Speaking on the challenges she has encountered, the 23-year-old creative says: "Some of the challenges I've faced are receiving a lot of backlash from people that do not know better, especially on Twitter. People will quote your tweet and say nonsense about it, but I honestly don't care. The main goal isn't to re-educate, it is to show that queers are here and they exist."
Jimi Agboola is a photographer and film-maker born and raised in Lagos, Nigeria. Inspired by what he perceives as the unappreciated beauty of the male form, he uses black and white portrait photography to capture fearless models, embracing full nudity in a bid to further address issues surrounding identity.
“My work is inspired by what I perceive to be the underrated beauty of the male form, I love to tackle issues of social, cultural, and sexual identity in my work.
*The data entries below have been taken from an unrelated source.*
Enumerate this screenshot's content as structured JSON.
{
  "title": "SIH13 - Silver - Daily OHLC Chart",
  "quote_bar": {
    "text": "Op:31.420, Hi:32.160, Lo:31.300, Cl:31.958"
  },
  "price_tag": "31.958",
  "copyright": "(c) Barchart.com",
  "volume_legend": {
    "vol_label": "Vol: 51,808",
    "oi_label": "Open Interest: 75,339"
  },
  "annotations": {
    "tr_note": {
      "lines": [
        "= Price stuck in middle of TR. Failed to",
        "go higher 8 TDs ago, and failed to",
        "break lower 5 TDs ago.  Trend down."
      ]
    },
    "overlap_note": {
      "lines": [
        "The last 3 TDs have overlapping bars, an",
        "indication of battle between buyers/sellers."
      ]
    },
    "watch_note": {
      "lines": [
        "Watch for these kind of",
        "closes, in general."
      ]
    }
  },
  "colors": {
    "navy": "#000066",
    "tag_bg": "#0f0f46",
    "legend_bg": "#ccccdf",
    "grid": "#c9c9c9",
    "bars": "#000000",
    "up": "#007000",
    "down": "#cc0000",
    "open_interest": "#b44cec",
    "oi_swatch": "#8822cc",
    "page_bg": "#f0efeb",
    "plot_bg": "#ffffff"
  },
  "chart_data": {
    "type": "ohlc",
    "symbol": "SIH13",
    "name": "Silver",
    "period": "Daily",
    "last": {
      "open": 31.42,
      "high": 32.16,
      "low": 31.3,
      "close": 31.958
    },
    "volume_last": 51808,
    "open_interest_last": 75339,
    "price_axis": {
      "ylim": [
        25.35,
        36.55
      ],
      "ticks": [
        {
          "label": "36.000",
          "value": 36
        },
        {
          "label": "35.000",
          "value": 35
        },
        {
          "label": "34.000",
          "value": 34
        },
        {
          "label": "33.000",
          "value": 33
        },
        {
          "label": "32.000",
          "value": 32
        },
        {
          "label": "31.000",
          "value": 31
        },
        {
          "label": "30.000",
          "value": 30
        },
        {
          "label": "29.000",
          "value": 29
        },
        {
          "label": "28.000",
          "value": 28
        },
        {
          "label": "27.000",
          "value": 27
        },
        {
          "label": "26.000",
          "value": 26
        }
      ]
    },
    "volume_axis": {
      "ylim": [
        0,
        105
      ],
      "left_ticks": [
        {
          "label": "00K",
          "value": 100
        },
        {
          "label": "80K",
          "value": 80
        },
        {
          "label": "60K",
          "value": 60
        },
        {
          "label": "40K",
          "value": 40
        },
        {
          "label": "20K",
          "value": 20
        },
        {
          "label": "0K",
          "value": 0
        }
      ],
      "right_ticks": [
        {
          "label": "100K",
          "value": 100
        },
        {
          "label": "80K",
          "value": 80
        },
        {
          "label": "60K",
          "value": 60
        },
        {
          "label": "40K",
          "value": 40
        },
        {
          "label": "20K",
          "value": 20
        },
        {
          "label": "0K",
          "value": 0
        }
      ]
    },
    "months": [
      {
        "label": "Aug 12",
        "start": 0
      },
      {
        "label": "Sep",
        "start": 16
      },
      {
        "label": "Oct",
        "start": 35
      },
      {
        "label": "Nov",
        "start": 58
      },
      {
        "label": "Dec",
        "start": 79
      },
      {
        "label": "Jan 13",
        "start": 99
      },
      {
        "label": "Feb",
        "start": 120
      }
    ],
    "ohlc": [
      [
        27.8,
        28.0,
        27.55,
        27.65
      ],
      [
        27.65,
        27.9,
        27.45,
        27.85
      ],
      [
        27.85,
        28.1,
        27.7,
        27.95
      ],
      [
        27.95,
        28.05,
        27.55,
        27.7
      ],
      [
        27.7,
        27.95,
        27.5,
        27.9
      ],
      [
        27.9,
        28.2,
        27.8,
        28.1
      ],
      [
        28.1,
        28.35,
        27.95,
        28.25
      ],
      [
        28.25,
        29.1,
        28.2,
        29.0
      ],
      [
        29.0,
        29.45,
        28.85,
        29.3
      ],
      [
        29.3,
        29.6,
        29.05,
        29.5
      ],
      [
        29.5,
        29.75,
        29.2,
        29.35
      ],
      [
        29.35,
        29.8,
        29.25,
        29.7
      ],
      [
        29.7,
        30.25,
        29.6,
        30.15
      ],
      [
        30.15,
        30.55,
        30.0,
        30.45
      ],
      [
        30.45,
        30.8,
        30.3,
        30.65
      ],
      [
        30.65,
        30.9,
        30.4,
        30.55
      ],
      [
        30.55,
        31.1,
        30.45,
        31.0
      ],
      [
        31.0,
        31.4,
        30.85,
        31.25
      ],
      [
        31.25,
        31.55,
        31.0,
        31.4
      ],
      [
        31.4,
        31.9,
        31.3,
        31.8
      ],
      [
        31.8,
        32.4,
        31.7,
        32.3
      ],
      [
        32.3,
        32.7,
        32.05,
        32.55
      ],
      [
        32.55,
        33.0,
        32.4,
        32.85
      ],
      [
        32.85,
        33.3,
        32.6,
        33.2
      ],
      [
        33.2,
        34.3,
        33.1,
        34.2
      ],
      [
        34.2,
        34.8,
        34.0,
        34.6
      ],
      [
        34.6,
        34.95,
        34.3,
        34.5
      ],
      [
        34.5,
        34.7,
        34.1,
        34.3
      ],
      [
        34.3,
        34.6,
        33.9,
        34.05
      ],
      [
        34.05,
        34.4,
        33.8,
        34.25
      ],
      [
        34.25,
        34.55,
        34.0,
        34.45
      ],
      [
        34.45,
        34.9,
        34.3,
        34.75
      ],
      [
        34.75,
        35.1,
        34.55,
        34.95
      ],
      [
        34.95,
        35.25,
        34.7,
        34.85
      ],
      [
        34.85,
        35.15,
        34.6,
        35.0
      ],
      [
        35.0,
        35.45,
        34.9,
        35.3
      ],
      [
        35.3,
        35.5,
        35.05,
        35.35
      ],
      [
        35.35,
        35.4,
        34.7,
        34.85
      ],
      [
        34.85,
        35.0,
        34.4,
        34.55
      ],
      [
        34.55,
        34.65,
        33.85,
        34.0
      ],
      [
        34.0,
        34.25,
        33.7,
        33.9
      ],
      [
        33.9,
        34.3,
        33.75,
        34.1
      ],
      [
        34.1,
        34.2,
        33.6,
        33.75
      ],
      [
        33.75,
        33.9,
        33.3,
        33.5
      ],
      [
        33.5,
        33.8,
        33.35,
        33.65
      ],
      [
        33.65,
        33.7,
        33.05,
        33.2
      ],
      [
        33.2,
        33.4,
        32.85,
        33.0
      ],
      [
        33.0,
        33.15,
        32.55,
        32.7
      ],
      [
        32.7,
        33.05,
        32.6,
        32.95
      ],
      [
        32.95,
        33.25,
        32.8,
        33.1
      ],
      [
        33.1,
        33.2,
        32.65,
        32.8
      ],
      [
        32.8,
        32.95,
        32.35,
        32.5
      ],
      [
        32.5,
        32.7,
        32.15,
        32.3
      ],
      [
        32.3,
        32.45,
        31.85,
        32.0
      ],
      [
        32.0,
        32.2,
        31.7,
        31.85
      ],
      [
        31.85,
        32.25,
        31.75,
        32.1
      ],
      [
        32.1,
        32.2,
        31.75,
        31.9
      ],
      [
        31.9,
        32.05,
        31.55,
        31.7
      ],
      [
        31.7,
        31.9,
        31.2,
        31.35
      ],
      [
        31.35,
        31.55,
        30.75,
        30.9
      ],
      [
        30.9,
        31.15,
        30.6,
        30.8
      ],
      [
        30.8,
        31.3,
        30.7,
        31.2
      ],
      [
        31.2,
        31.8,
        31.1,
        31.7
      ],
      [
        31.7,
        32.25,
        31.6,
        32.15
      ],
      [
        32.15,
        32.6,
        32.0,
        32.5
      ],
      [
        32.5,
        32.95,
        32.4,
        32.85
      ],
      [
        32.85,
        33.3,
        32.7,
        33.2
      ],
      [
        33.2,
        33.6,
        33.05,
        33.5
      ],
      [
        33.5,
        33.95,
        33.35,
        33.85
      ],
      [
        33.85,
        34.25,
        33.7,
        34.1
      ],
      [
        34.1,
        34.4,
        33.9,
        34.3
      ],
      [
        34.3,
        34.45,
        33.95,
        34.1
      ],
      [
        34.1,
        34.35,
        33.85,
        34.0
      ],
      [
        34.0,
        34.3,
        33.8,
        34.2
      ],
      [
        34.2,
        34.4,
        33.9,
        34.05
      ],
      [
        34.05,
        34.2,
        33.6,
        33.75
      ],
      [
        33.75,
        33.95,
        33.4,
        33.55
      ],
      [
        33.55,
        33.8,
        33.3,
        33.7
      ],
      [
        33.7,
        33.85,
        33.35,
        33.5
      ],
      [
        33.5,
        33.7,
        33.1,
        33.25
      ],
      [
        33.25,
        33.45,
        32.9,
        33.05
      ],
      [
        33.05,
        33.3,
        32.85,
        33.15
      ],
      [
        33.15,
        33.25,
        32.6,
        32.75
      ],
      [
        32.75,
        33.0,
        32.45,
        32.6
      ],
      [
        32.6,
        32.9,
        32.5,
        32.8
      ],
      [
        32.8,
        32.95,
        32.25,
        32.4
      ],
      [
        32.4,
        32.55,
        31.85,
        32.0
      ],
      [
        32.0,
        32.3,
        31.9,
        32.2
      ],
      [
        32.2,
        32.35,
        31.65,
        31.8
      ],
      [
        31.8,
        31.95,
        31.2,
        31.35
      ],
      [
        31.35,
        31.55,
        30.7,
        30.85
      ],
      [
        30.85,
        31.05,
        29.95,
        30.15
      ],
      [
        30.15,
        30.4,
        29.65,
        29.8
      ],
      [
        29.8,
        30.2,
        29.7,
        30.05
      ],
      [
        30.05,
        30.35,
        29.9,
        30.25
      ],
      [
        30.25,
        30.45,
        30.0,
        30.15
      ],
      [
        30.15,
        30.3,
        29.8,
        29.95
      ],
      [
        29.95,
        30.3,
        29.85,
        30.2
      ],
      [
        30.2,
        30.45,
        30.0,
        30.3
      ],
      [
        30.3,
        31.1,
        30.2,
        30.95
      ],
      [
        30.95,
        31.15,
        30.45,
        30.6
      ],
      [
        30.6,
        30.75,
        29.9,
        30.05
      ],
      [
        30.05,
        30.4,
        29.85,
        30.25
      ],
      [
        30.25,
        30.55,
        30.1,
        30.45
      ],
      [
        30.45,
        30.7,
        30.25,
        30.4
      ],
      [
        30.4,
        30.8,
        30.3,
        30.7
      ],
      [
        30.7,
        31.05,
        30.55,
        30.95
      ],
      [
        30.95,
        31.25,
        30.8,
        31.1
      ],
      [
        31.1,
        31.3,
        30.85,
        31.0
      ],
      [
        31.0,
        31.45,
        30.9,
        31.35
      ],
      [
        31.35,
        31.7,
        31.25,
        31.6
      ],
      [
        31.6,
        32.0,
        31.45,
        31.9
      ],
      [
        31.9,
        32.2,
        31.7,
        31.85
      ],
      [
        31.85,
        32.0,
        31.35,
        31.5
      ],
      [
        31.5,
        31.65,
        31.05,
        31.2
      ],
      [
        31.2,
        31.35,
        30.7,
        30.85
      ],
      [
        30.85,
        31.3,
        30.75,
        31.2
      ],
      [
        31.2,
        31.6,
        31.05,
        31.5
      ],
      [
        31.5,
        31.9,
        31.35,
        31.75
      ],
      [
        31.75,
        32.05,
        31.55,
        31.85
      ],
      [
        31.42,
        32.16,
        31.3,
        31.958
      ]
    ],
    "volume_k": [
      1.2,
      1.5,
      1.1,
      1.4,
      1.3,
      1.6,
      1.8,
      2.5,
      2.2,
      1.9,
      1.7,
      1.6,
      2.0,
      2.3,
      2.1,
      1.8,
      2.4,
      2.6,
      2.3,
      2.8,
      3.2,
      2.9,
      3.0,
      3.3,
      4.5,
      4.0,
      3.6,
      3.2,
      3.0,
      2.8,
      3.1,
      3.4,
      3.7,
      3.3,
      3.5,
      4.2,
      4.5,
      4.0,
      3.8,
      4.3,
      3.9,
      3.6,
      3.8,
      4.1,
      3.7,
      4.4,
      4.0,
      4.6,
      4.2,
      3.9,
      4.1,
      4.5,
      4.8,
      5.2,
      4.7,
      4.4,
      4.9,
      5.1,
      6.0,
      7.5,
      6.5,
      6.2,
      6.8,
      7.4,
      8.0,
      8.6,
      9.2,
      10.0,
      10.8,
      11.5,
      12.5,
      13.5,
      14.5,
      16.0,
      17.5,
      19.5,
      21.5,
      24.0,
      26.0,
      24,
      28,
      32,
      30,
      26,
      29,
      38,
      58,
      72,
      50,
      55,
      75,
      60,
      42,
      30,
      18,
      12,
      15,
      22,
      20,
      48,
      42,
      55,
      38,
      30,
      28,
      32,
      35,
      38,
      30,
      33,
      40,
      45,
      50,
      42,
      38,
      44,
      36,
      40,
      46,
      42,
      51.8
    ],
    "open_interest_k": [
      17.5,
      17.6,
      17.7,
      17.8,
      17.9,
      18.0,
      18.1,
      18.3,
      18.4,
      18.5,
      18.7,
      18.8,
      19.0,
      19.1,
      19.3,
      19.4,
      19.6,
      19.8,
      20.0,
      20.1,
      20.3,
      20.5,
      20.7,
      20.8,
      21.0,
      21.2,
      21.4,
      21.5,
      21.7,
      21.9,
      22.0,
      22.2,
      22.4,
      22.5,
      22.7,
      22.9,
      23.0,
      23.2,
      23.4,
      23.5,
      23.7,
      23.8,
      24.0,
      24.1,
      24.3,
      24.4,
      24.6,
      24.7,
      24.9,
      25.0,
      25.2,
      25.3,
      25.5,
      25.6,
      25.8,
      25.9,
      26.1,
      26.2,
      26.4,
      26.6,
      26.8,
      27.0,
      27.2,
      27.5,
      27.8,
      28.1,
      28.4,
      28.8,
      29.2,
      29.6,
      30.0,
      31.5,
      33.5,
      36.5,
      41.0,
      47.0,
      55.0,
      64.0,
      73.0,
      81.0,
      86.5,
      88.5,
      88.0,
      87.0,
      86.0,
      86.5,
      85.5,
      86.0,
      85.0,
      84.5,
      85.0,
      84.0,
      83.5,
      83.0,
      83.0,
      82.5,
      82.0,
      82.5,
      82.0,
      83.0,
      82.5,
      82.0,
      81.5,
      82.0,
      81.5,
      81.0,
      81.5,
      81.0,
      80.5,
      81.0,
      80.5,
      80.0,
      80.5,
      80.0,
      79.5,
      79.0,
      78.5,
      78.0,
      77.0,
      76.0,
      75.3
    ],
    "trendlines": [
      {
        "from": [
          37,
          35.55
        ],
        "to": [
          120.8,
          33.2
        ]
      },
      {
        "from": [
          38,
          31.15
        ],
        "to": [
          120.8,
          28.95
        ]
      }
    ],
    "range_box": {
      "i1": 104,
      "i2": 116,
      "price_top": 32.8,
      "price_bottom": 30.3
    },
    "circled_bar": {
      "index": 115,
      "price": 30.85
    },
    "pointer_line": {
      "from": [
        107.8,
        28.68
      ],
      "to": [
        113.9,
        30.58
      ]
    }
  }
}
There are so many limitations around these parts about what it means to be a man. It’s so limiting and frustrating, and I feel breaking these boundaries is necessary to free people and help us get closer to a place where people can be as expressive as they would like to be. It’s also really interesting work to make along the way.”
When asked about challenges he's encountered, Agboola says: “Thankfully, I think we are growing and living in a society that’s a little more progressive than it used to be, so my work is a little more accepted. But I believe there’s still so much to be done, which is why the work we are doing is so vital.”